ALIBABA, the Chinese e-commerce giant that sells more than Amazon and Ebay combined and is seeking to raise over $21bn (£12.8bn) in its float this month, will pay some of the highest legal fees for a US listing, six times what Facebook paid two years ago.
The legal fees for Alibaba’s public listing, $15.8m according to its latest filing on Friday, rank as the fourth highest in the past 10 years, mainly due to the firm’s complex structure and the number of times it has revised its prospectus – six times since May.
Alibaba’s fees will be shared between Simpson Thacher, the New York-based law firm, its Chinese counsel, Fangda Partners, and Cayman Islands adviser Maples and Calder.
Facebook paid just $2.6m in legal fees for its float in 2012.
Meanwhile Alibaba’s float could be a flop in terms of the number of retail investors who take part.
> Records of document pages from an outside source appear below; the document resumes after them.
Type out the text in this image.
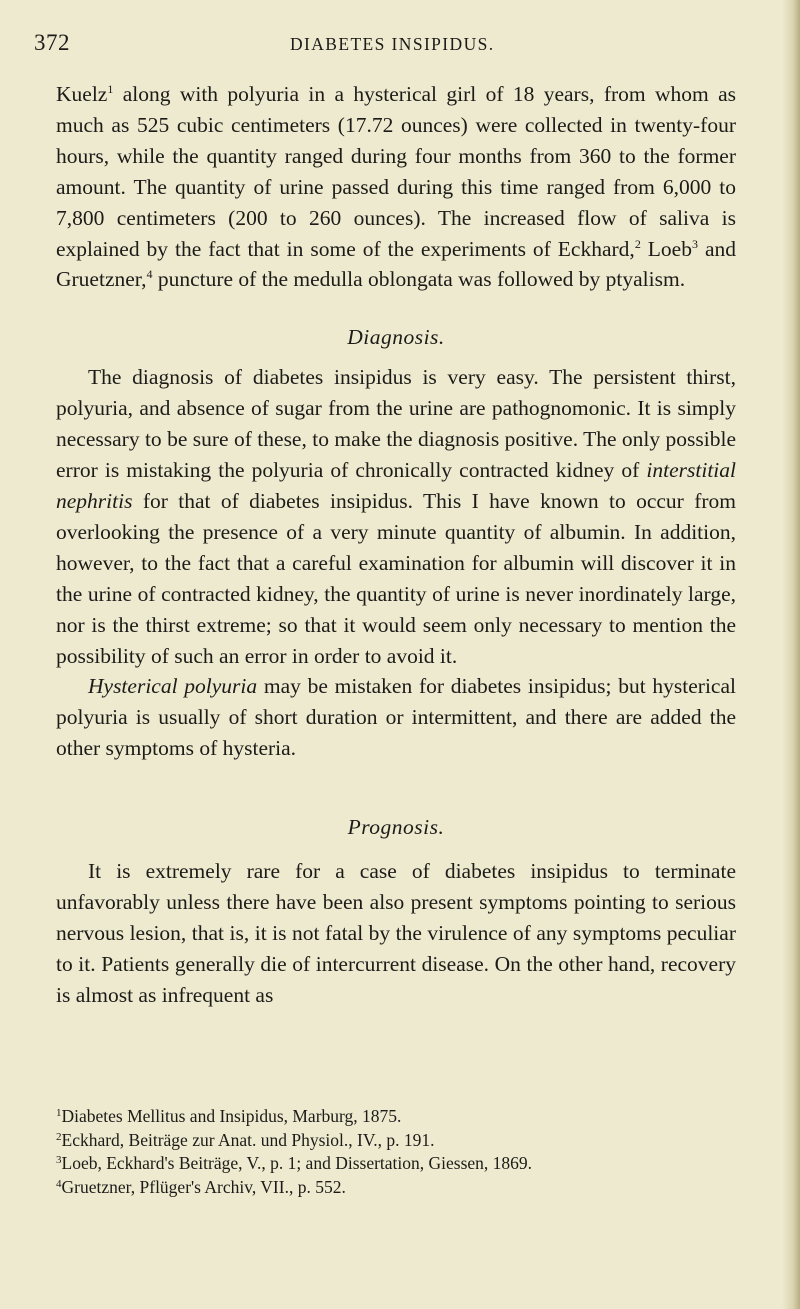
372	DIABETES INSIPIDUS.

Kuelz$^1$ along with polyuria in a hysterical girl of 18 years, from whom as much as 525 cubic centimeters (17.72 ounces) were collected in twenty-four hours, while the quantity ranged during four months from 360 to the former amount. The quantity of urine passed during this time ranged from 6,000 to 7,800 centimeters (200 to 260 ounces). The increased flow of saliva is explained by the fact that in some of the experiments of Eckhard,$^2$ Loeb$^3$ and Gruetzner,$^4$ puncture of the medulla oblongata was followed by ptyalism.

Diagnosis.

The diagnosis of diabetes insipidus is very easy. The persistent thirst, polyuria, and absence of sugar from the urine are pathognomonic. It is simply necessary to be sure of these, to make the diagnosis positive. The only possible error is mistaking the polyuria of chronically contracted kidney of interstitial nephritis for that of diabetes insipidus. This I have known to occur from overlooking the presence of a very minute quantity of albumin. In addition, however, to the fact that a careful examination for albumin will discover it in the urine of contracted kidney, the quantity of urine is never inordinately large, nor is the thirst extreme; so that it would seem only necessary to mention the possibility of such an error in order to avoid it.

Hysterical polyuria may be mistaken for diabetes insipidus; but hysterical polyuria is usually of short duration or intermittent, and there are added the other symptoms of hysteria.

Prognosis.

It is extremely rare for a case of diabetes insipidus to terminate unfavorably unless there have been also present symptoms pointing to serious nervous lesion, that is, it is not fatal by the virulence of any symptoms peculiar to it. Patients generally die of intercurrent disease. On the other hand, recovery is almost as infrequent as

$^1$Diabetes Mellitus and Insipidus, Marburg, 1875.
$^2$Eckhard, Beiträge zur Anat. und Physiol., IV., p. 191.
$^3$Loeb, Eckhard's Beiträge, V., p. 1; and Dissertation, Giessen, 1869.
$^4$Gruetzner, Pflüger's Archiv, VII., p. 552.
According to broker TD Ameritrade Holding, the number of client inquiries about Alibaba is around a quarter of what it was for Facebook at this stage of the process and about half of what it was for Twitter.
“The market may worry that the financial reporting framework doesn’t match the rigour they have come to expect in the US and Europe,” said BDO’s Tomas Freyman. “And China’s bureaucracy and the myriad complexities of its regulatory and legal system may stymie the entrepreneurial spirit which has characterised Silicon Valley’s success stories.”